For successful DevOps, you need a tool that will monitor the health of your server, whether on-site, cloud, or hybrid. Solarwinds offers a variety of tools to find and fix server issues. Nagios offers something similar but boasts an outstanding log management tool. The Scalyr DevOps platform features a Scalyr Agent that can be dropped in any server to immediately start monitoring your server and deliver updates in real-time. Flugel specializes in cloud management and optimization that, among other things, takes care of processing alerts, collecting information on your key metrics, and responding swiftly to incidents.

Choosing a DevOps Tool: Key Features to Look Out For

According to Woitasen, the challenges that most DevOps teams face, especially in SMBs, include security and compliance, cloud automation, costs, productivity, observability, and availability and scalability.
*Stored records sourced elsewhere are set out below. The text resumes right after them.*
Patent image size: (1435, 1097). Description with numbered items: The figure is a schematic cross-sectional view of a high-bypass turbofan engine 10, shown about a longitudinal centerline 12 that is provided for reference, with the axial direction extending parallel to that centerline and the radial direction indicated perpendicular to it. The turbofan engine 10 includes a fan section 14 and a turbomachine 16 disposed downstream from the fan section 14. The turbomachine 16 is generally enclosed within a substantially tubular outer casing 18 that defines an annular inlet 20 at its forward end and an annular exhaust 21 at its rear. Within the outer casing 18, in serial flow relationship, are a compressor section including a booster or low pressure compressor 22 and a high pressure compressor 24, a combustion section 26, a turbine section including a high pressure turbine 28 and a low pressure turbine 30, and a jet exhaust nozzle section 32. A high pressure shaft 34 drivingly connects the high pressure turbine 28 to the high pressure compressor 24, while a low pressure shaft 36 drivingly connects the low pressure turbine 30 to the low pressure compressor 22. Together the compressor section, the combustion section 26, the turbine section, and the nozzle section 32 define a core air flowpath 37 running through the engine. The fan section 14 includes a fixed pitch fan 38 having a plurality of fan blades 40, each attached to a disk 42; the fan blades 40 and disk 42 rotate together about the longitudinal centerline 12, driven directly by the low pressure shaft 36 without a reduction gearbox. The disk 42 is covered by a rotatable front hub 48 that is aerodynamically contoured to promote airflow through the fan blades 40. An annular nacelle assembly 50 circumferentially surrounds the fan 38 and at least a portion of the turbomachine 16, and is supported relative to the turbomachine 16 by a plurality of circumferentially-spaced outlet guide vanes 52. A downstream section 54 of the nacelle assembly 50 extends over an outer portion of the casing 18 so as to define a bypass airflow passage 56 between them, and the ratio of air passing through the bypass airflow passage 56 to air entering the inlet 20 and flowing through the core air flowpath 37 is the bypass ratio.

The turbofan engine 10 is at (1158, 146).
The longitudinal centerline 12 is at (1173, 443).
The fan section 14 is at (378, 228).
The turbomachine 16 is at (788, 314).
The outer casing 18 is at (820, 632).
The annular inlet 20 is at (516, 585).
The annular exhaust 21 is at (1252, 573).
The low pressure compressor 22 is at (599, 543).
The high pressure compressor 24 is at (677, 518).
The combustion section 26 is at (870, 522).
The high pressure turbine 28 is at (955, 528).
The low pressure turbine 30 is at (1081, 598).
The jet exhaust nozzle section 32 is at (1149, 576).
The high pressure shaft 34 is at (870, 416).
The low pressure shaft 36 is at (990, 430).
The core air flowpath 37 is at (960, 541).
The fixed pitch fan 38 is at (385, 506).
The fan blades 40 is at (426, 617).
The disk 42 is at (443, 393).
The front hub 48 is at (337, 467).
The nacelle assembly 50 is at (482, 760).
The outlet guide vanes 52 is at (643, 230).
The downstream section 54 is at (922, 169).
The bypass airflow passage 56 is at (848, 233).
The DevOps tools listed above will help your DevOps team tackle most or all of these challenges. In light of these key areas of concern in DevOps, here are some features that you may want to consider when choosing tools that are right for your business:

  • Analytics is crucial for accessing the data you want, when and how you want it via reporting, data visualization, metrics, log management, etc.
  • Compliance reporting ensures that your DevOps is conducted according to governmental and industry standards to avoid hefty fines.
  • Integration might be important to you if you’re currently using a platform like AWS or Microsoft Azure, as many of the tool vendors listed above offer API.
  • Streamlining: Since DevOps is about a workflow rather than a horizontal step-by-step process, any tool that streamlines and automates tasks in the SDLC is worth considering.

There are a range of DevOps tools, more than can be listed here, and your organization will not necessarily need all of them. There is no one-size-fits-all approach to choosing DevOps tools.

A final note to consider is that choosing the right tools is one thing, but the tools are only part of the process. It’s important to also cultivate a DevOps culture and mindset in your organization because key stakeholders need to work together on cross-collaboration and continuous development, testing, deployment, and feedback.